Entangled dreams: A discussion of the intercultural appeal of Australian Indigenous tourism
In Australia Indigenous cultural tourism is presented as a treasure trove for economic, social, and cultural opportunities, praised as it is in policy documents, advertising campaigns, travel brochures, and, for instance, in the hospitable invitation of an Aboriginal tourism enterprise in north Australia to 'come share our culture'. The question I will especially address in this paper is: to whom does 'our' refer?

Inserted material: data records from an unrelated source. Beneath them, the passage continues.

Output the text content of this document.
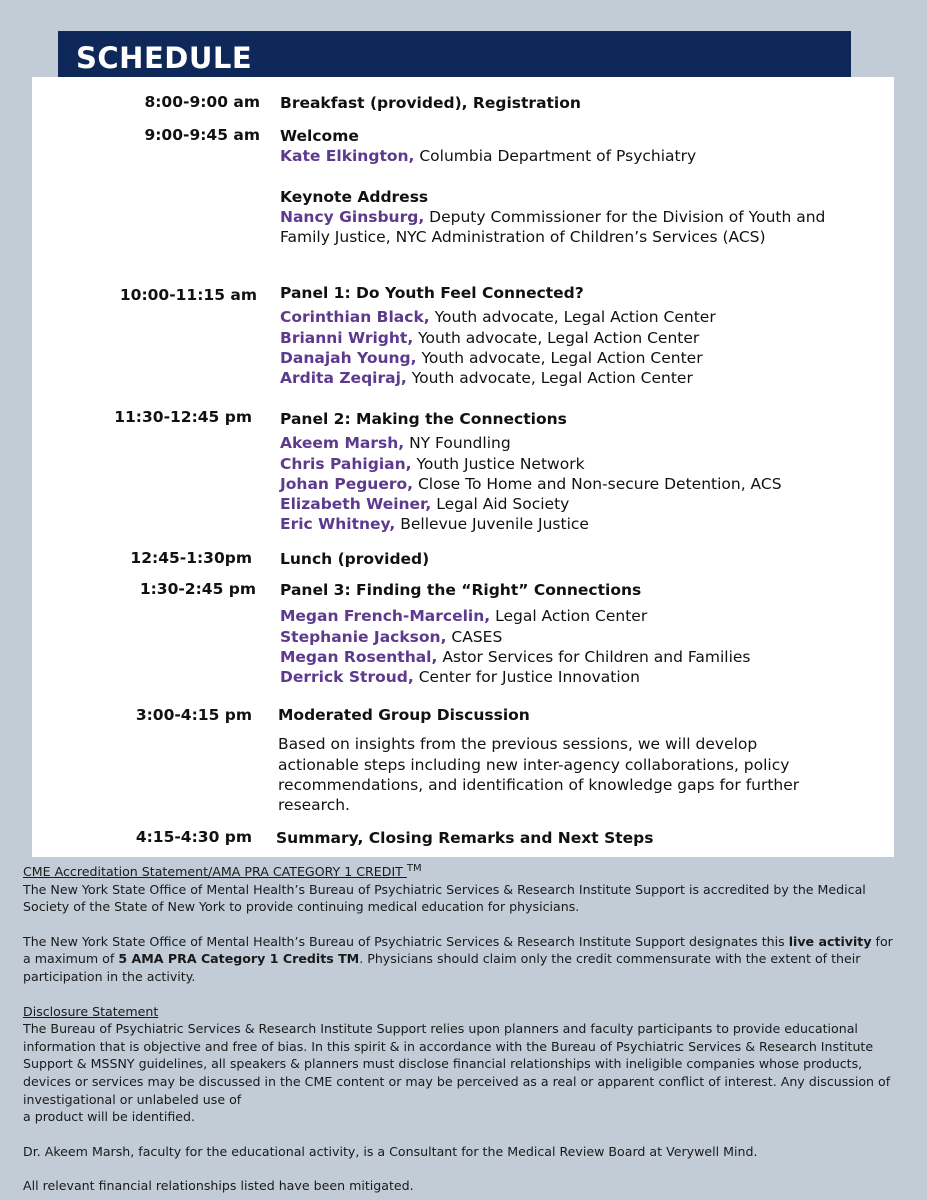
SCHEDULE
8:00-9:00 am Breakfast (provided), Registration
9:00-9:45 am Welcome
Kate Elkington, Columbia Department of Psychiatry
Keynote Address
Nancy Ginsburg, Deputy Commissioner for the Division of Youth and Family Justice, NYC Administration of Children’s Services (ACS)
10:00-11:15 am Panel 1: Do Youth Feel Connected?
Corinthian Black, Youth advocate, Legal Action Center
Brianni Wright, Youth advocate, Legal Action Center
Danajah Young, Youth advocate, Legal Action Center
Ardita Zeqiraj, Youth advocate, Legal Action Center
11:30-12:45 pm Panel 2: Making the Connections
Akeem Marsh, NY Foundling
Chris Pahigian, Youth Justice Network
Johan Peguero, Close To Home and Non-secure Detention, ACS
Elizabeth Weiner, Legal Aid Society
Eric Whitney, Bellevue Juvenile Justice
12:45-1:30pm Lunch (provided)
1:30-2:45 pm Panel 3: Finding the “Right” Connections
Megan French-Marcelin, Legal Action Center
Stephanie Jackson, CASES
Megan Rosenthal, Astor Services for Children and Families
Derrick Stroud, Center for Justice Innovation
3:00-4:15 pm Moderated Group Discussion
Based on insights from the previous sessions, we will develop actionable steps including new inter-agency collaborations, policy recommendations, and identification of knowledge gaps for further research.
4:15-4:30 pm Summary, Closing Remarks and Next Steps
CME Accreditation Statement/AMA PRA CATEGORY 1 CREDIT ™
The New York State Office of Mental Health’s Bureau of Psychiatric Services & Research Institute Support is accredited by the Medical Society of the State of New York to provide continuing medical education for physicians.
The New York State Office of Mental Health’s Bureau of Psychiatric Services & Research Institute Support designates this live activity for a maximum of 5 AMA PRA Category 1 Credits TM. Physicians should claim only the credit commensurate with the extent of their participation in the activity.
Disclosure Statement
The Bureau of Psychiatric Services & Research Institute Support relies upon planners and faculty participants to provide educational information that is objective and free of bias. In this spirit & in accordance with the Bureau of Psychiatric Services & Research Institute Support & MSSNY guidelines, all speakers & planners must disclose financial relationships with ineligible companies whose products, devices or services may be discussed in the CME content or may be perceived as a real or apparent conflict of interest. Any discussion of investigational or unlabeled use of
a product will be identified.
Dr. Akeem Marsh, faculty for the educational activity, is a Consultant for the Medical Review Board at Verywell Mind.
All relevant financial relationships listed have been mitigated.
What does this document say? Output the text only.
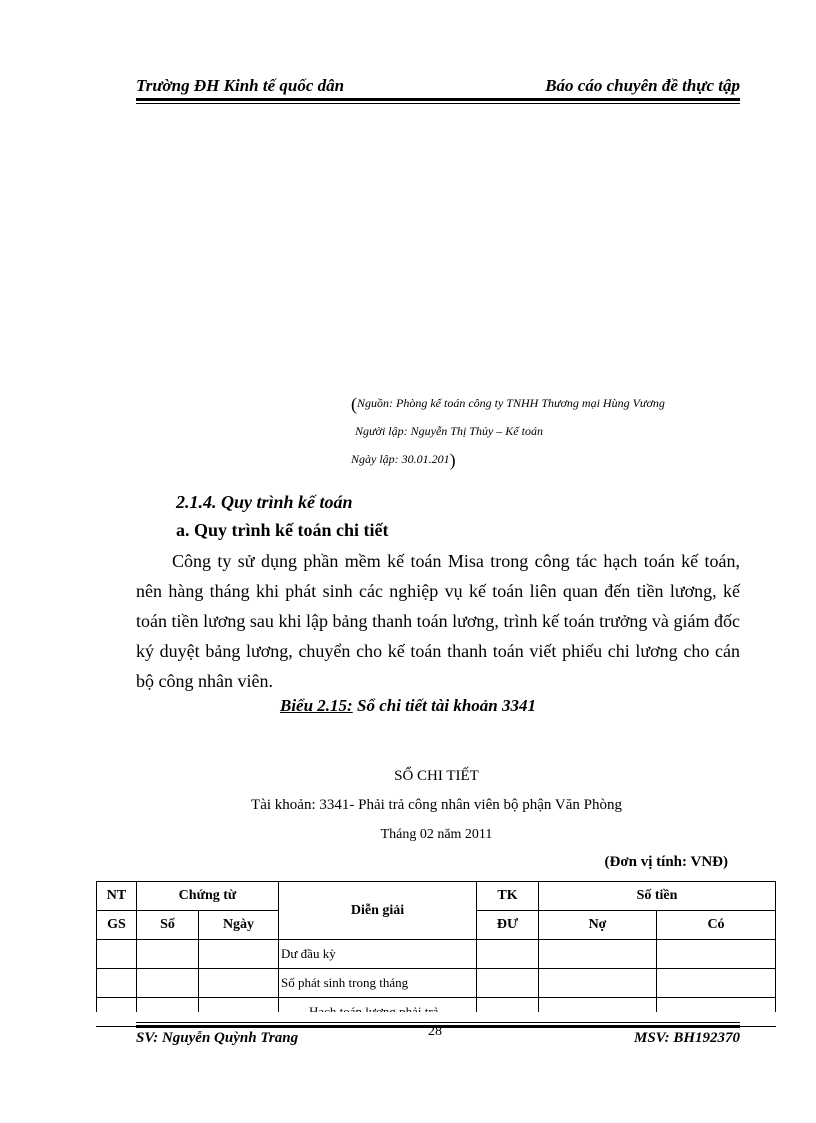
Trường ĐH Kinh tế quốc dân	Báo cáo chuyên đề thực tập
(Nguồn: Phòng kế toán công ty TNHH Thương mại Hùng Vương
Người lập: Nguyễn Thị Thủy – Kế toán
Ngày lập: 30.01.201)
2.1.4. Quy trình kế toán
a. Quy trình kế toán chi tiết
Công ty sử dụng phần mềm kế toán Misa trong công tác hạch toán kế toán, nên hàng tháng khi phát sinh các nghiệp vụ kế toán liên quan đến tiền lương, kế toán tiền lương sau khi lập bảng thanh toán lương, trình kế toán trưởng và giám đốc ký duyệt bảng lương, chuyển cho kế toán thanh toán viết phiếu chi lương cho cán bộ công nhân viên.
Biểu 2.15: Sổ chi tiết tài khoản 3341
SỔ CHI TIẾT
Tài khoản: 3341- Phải trả công nhân viên bộ phận Văn Phòng
Tháng 02 năm 2011
(Đơn vị tính: VNĐ)
NT	Chứng từ		Diễn giải	TK	Số tiền	
GS	Số	Ngày		ĐƯ	Nợ	Có
			Dư đầu kỳ			
			Số phát sinh trong tháng			

28
SV: Nguyễn Quỳnh Trang	MSV: BH192370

On the basis of ethnography on several Indigenous tourism enterprises in northern Australia I will discuss the nature of the intercultural domain in cultural tourism. I assess the pervasive belief in the benefits of tourism for Indigenous people as a rather straightforward road to economic and cultural empowerment – a belief which underlies much of the upbeat and pivotal rhetoric on 'sharing culture'. However, I do so without disregarding the interest for tourism consistently expressed by Aboriginal people I encountered in this environment; rather I try to explain the active role many Aboriginal tour guides and cultural performers often played in sustaining the appraising view of tourism. In order to gain an understanding of the capacity of tourism, either positive or negative, it is necessary to view Indigenous people as agentive in trying to delve its potential 'riches', at least on the level of everyday life.